Smart Food Safe Apresenta uma Abordagem Digital para Estabelecer o CA
O Smart Food Safe é uma plataforma assistida por tecnologia desenvolvida para otimizar e digitalizar os processos envolvidos em sistemas de gerenciamento de segurança alimentar e qualidade. As soluções digitais que surgem como atores principais nesse aspecto e têm papéis proeminentes no estabelecimento de CA serão Smart Specification, Smart Lab e Smart Compliance. Juntos, esse trio de módulos digitais trabalha em sinergia para capacitar empresas alimentícias a sistematizar o gerenciamento de especificações de produtos, realizar testes analíticos aprofundados e garantir aderência a requisitos de conformidade. Vamos ver como isso funciona:
Defina os Requisitos no Smart Specification: O Smart Specification é um software de gerenciamento de especificações de produtos e receitas que permite que fabricantes de alimentos gerenciem eficientemente informações de especificações de materiais, cobrindo ingredientes, alérgenos, dados nutricionais, embalagens e procedimentos de manufatura. Ele atua como o blueprint inicial para definir os critérios que precisam ser atendidos ao longo do ciclo de produção de alimentos. Os requisitos ou parâmetros específicos para matérias-primas, produtos acabados, materiais de embalagem e produtos em andamento podem ser definidos no Smart Specification, que serão usados em processos atribuídos à geração de CA como parte de testes de segurança alimentar e processos de controle de qualidade.
Analise Amostras Usando o Smart Lab: O Smart Lab é um Sistema de Gerenciamento de Informações de Laboratório (LIMS) que pode facilitar a execução suave de testes e análises, permitindo que os laboratórios capturem, processem e armazenem dados de maneira estruturada e automatizada, garantindo confiabilidade, rastreabilidade e eficiência.

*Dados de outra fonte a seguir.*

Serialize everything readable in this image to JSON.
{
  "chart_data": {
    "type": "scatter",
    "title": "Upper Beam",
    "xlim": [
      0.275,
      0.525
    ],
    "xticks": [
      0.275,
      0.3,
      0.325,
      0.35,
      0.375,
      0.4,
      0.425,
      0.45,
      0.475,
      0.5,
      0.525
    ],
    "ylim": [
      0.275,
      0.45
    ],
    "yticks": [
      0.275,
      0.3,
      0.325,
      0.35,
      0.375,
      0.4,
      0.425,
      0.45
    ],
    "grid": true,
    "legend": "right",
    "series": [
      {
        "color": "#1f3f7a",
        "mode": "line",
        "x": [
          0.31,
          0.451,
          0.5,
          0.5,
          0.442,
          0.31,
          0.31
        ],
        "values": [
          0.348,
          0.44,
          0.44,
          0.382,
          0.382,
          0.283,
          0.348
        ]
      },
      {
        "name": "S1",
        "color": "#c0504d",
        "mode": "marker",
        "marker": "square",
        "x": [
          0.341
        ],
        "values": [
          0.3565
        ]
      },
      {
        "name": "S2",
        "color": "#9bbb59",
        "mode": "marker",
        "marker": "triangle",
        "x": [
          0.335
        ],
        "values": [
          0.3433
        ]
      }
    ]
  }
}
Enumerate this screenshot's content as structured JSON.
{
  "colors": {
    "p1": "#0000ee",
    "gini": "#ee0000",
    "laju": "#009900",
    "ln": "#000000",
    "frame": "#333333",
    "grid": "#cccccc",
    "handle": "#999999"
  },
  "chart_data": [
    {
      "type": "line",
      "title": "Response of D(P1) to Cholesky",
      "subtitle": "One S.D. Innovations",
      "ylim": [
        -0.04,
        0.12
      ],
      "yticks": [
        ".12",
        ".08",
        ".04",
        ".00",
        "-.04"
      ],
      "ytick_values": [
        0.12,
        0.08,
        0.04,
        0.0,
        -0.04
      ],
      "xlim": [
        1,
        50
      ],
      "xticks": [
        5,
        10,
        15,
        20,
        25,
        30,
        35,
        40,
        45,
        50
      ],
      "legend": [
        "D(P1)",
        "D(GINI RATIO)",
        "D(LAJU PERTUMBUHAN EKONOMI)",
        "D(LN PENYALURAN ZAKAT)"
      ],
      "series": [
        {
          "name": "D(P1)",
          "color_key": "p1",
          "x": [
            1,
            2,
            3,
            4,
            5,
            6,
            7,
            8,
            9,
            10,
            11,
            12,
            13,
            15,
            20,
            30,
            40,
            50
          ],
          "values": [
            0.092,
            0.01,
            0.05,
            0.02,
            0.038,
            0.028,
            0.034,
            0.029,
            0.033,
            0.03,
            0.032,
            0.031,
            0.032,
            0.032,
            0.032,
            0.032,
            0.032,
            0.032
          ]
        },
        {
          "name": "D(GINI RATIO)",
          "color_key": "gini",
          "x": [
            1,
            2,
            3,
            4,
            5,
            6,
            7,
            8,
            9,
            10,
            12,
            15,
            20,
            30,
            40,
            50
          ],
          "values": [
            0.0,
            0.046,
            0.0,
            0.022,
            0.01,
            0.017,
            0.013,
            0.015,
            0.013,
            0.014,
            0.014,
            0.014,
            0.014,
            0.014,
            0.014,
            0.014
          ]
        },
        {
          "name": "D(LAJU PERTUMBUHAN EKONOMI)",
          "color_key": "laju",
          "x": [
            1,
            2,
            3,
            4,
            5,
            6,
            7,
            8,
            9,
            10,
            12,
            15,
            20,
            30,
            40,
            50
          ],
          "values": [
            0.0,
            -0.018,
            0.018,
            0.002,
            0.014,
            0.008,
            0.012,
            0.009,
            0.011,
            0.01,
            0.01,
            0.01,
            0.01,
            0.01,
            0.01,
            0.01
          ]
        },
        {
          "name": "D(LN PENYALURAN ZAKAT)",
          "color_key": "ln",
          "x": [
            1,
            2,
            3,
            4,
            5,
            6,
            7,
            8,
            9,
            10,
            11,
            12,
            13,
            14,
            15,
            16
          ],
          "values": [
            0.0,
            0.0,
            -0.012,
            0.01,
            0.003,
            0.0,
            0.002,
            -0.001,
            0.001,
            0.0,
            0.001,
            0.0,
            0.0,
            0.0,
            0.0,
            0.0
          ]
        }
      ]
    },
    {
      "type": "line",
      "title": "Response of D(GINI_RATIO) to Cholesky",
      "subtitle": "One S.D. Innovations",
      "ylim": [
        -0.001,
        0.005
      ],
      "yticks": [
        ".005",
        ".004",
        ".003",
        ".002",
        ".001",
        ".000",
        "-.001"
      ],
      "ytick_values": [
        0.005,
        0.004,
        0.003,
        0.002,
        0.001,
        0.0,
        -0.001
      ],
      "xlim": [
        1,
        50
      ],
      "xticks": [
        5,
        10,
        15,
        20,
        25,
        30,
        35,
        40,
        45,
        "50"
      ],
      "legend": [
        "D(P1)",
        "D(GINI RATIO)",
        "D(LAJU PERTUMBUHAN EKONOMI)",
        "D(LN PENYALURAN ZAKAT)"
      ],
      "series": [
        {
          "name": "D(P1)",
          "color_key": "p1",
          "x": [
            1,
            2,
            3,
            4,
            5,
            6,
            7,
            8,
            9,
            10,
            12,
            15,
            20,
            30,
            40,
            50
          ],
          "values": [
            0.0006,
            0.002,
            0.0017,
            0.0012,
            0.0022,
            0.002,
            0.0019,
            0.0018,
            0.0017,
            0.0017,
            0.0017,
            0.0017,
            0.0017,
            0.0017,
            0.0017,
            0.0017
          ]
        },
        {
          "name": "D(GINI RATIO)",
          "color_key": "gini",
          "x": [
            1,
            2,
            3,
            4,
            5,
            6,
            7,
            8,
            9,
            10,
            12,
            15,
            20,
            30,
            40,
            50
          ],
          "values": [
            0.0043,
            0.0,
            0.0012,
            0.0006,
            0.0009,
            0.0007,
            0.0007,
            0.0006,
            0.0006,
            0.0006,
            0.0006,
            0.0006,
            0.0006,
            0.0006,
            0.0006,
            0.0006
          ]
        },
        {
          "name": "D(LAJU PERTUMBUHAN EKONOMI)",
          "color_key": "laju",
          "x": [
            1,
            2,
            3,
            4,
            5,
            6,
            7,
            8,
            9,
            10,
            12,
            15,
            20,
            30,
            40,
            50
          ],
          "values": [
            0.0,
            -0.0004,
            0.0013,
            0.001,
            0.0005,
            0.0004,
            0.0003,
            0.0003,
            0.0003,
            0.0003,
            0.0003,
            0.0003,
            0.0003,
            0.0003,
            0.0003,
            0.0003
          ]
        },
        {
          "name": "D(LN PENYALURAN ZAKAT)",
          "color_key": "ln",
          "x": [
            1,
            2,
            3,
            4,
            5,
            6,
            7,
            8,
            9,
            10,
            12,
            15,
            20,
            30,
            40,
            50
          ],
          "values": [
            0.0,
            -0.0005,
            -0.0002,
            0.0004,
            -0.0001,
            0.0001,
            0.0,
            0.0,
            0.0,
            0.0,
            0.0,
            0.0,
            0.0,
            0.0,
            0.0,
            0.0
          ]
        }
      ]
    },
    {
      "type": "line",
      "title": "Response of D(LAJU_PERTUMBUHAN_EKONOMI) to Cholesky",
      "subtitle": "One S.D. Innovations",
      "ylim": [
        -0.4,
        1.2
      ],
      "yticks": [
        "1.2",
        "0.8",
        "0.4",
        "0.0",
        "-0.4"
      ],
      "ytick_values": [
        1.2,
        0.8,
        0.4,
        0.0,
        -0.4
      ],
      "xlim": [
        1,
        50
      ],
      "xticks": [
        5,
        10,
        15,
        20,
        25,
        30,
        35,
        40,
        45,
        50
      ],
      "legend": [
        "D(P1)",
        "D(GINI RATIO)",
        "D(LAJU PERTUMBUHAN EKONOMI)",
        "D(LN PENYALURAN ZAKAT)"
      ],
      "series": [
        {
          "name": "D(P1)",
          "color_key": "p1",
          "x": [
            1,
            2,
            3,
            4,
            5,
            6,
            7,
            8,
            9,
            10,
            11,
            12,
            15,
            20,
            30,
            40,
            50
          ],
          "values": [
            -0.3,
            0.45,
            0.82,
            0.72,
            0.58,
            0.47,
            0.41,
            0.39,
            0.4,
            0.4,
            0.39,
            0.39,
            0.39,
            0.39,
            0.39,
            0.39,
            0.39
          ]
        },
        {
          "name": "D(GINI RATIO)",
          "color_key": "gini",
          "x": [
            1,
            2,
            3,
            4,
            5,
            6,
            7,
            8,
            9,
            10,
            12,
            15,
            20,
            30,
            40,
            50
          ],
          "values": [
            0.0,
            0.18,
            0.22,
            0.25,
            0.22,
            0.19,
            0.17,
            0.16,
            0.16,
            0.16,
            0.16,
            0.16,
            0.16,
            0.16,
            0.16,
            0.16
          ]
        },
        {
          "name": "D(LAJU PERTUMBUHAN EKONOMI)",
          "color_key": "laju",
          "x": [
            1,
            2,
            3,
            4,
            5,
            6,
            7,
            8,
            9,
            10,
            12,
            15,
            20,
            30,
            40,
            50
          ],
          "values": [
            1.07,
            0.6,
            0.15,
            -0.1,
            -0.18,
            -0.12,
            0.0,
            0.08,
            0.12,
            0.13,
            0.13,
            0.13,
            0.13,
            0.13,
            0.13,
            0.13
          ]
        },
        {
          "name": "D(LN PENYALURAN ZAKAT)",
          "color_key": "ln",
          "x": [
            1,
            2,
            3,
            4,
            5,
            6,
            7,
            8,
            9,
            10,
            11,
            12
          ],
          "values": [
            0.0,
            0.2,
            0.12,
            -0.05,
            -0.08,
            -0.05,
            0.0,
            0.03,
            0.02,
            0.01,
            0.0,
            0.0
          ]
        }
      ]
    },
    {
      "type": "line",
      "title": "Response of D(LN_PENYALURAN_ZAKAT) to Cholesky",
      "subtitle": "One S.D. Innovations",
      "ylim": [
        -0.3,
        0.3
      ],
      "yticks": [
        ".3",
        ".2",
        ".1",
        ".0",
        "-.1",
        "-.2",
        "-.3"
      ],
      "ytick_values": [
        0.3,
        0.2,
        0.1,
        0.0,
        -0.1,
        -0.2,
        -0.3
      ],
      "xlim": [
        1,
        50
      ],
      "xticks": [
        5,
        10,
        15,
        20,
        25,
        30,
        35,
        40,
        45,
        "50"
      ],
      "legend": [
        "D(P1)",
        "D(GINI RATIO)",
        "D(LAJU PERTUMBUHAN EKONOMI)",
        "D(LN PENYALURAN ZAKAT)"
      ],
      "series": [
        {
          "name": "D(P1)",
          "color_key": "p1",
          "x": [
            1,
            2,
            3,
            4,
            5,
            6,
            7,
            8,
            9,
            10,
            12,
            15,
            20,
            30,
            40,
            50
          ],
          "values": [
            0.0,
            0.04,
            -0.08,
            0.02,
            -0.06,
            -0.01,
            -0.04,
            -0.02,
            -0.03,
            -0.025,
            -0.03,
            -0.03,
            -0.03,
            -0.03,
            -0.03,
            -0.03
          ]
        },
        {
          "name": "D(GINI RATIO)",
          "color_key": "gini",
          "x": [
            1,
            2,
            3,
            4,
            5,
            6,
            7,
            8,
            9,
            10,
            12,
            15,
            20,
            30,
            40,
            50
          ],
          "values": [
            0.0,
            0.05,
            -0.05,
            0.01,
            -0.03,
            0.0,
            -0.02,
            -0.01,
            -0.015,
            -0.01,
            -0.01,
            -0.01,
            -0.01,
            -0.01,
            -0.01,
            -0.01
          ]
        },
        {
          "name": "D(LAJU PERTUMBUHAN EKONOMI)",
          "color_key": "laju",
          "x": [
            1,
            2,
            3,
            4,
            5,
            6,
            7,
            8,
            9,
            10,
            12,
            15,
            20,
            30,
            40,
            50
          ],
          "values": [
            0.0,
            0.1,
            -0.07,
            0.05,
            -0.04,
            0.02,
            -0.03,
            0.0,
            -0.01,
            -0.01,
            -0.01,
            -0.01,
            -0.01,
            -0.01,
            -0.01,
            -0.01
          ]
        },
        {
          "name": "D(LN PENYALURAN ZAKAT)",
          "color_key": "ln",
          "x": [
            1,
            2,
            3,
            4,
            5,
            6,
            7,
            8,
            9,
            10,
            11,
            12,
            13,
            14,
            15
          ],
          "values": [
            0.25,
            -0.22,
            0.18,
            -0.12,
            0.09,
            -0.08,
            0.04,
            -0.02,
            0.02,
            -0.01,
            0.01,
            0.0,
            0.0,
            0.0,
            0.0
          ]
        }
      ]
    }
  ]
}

Comparar e Verificar no Smart Compliance:
O Smart Compliance é um software de gerenciamento de liberação de produtos e conformidade projetado para minimizar riscos de conformidade ao supervisionar ativamente o cumprimento por meio da automação da verificação de documentos de fornecedores, como o Certificado de Análise (CA), em comparação com as especificações e critérios de compra. Essa funcionalidade é essencial para detectar e resolver rapidamente problemas de não conformidade, embasar decisões de liberação de produtos e preservar a imagem da marca.